Just four months after her first pregnancy, she found out she was pregnant again. But her body could not handle it: the fetus died during the pregnancy and Gulmira nearly died in the hospital.

“The child died in the eighth month of pregnancy and I didn’t realize it. I was being slowly poisoned – I was already unconscious when I was taken to the hospital. I am lucky that I am still alive today.  I went through all that simply because I was uneducated,” she says.

Her husband is an electrician but the family can barely make ends meet. He works for families in the village and is paid a little over a dollar for every call. When there is no work, the family has no income.

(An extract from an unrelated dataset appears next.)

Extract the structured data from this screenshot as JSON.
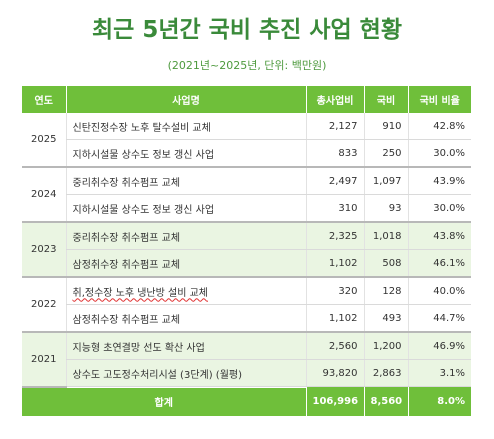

Gulmira believes poverty killed her second child.

“I did not feel well during my second pregnancy. But I couldn’t afford to go to the doctor. … So, my baby died… Now I have two children. One is three and the youngest is one. My anxiety has doubled. Life has gotten so hard.”

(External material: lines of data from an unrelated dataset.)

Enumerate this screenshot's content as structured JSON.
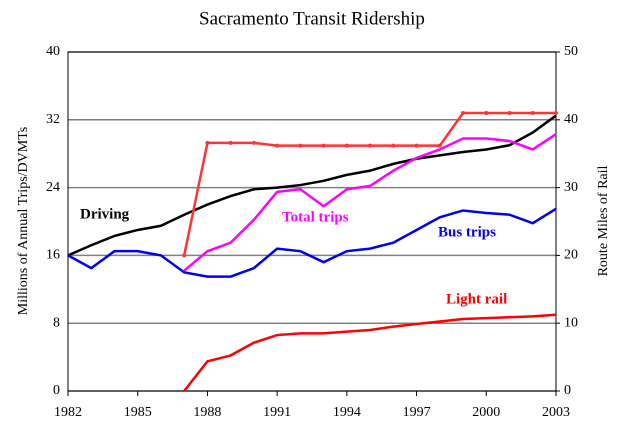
{
  "chart_data": {
    "type": "line",
    "title": "Sacramento Transit Ridership",
    "ylabel": "Millions of Annual Trips/DVMTs",
    "y2label": "Route Miles of Rail",
    "x": [
      1982,
      1983,
      1984,
      1985,
      1986,
      1987,
      1988,
      1989,
      1990,
      1991,
      1992,
      1993,
      1994,
      1995,
      1996,
      1997,
      1998,
      1999,
      2000,
      2001,
      2002,
      2003
    ],
    "xlim": [
      1982,
      2003
    ],
    "xticks": [
      1982,
      1985,
      1988,
      1991,
      1994,
      1997,
      2000,
      2003
    ],
    "ylim": [
      0,
      40
    ],
    "yticks": [
      0,
      8,
      16,
      24,
      32,
      40
    ],
    "y2lim": [
      0,
      50
    ],
    "y2ticks": [
      0,
      10,
      20,
      30,
      40,
      50
    ],
    "grid": true,
    "series": [
      {
        "name": "Driving",
        "color": "#000000",
        "values": [
          16,
          17.2,
          18.3,
          19,
          19.5,
          20.8,
          22,
          23,
          23.8,
          24,
          24.3,
          24.8,
          25.5,
          26,
          26.8,
          27.4,
          27.8,
          28.2,
          28.5,
          29,
          30.5,
          32.5
        ]
      },
      {
        "name": "Total trips",
        "color": "#ff00ff",
        "values": [
          null,
          null,
          null,
          null,
          null,
          14.2,
          16.5,
          17.5,
          20.2,
          23.5,
          23.8,
          21.8,
          23.8,
          24.2,
          26,
          27.5,
          28.5,
          29.8,
          29.8,
          29.5,
          28.5,
          30.3
        ]
      },
      {
        "name": "Bus trips",
        "color": "#0000ee",
        "values": [
          16,
          14.5,
          16.5,
          16.5,
          16,
          14,
          13.5,
          13.5,
          14.5,
          16.8,
          16.5,
          15.2,
          16.5,
          16.8,
          17.5,
          19,
          20.5,
          21.3,
          21,
          20.8,
          19.8,
          21.5
        ]
      },
      {
        "name": "Light rail",
        "color": "#ff0000",
        "values": [
          null,
          null,
          null,
          null,
          null,
          0,
          3.5,
          4.2,
          5.7,
          6.6,
          6.8,
          6.8,
          7,
          7.2,
          7.6,
          7.9,
          8.2,
          8.5,
          8.6,
          8.7,
          8.8,
          9
        ]
      },
      {
        "color": "#ff3333",
        "axis": "y2",
        "markers": true,
        "values": [
          null,
          null,
          null,
          null,
          null,
          20,
          36.6,
          36.6,
          36.6,
          36.2,
          36.2,
          36.2,
          36.2,
          36.2,
          36.2,
          36.2,
          36.2,
          41,
          41,
          41,
          41,
          41
        ]
      }
    ]
  }
}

Vafa Humbatova is against girls marrying at a young age, even though she was just 17 when she got married. Her dream is that her daughters will finish school and go on to study at the university.
Vafa, 25, has lost two children; both died as infants, shortly after birth.
If I saw this life in my dreams, I would not believe it was possible [for life to be so hard]. I hope God will give me the opportunity to send my daughters to study at universities so they will not be like me,” Vafa says
Today Vafa is busy with housework and working in the fields. The family is raising two children on a monthly salary of 200 AZN ($117). They share their home with her husband’s family.
Ten people live in this two-room house: six adults and four children.
Once upon a time 18-year-old Aziza dreamed of becoming a teacher. However, she did not even graduate from high school.
The family agreed to an arranged marriage for Aziza when she was 15. She was married a year later, after she turned 16.
Aziza’s son Mammad is two years old. She says she only just recently started to feel like a mother.
Aziza never thought about getting pregnant once she was married. She thought of marriage as ‘playing house’.
Aziza’s mother-in-law taught her how to be a mother. Today, when Aziza needs to go out, her mother-in-law looks after her child.
Aziza lives here together with her husband and his family. “It is difficult, but what can I do? I chose this life for myself,” she says.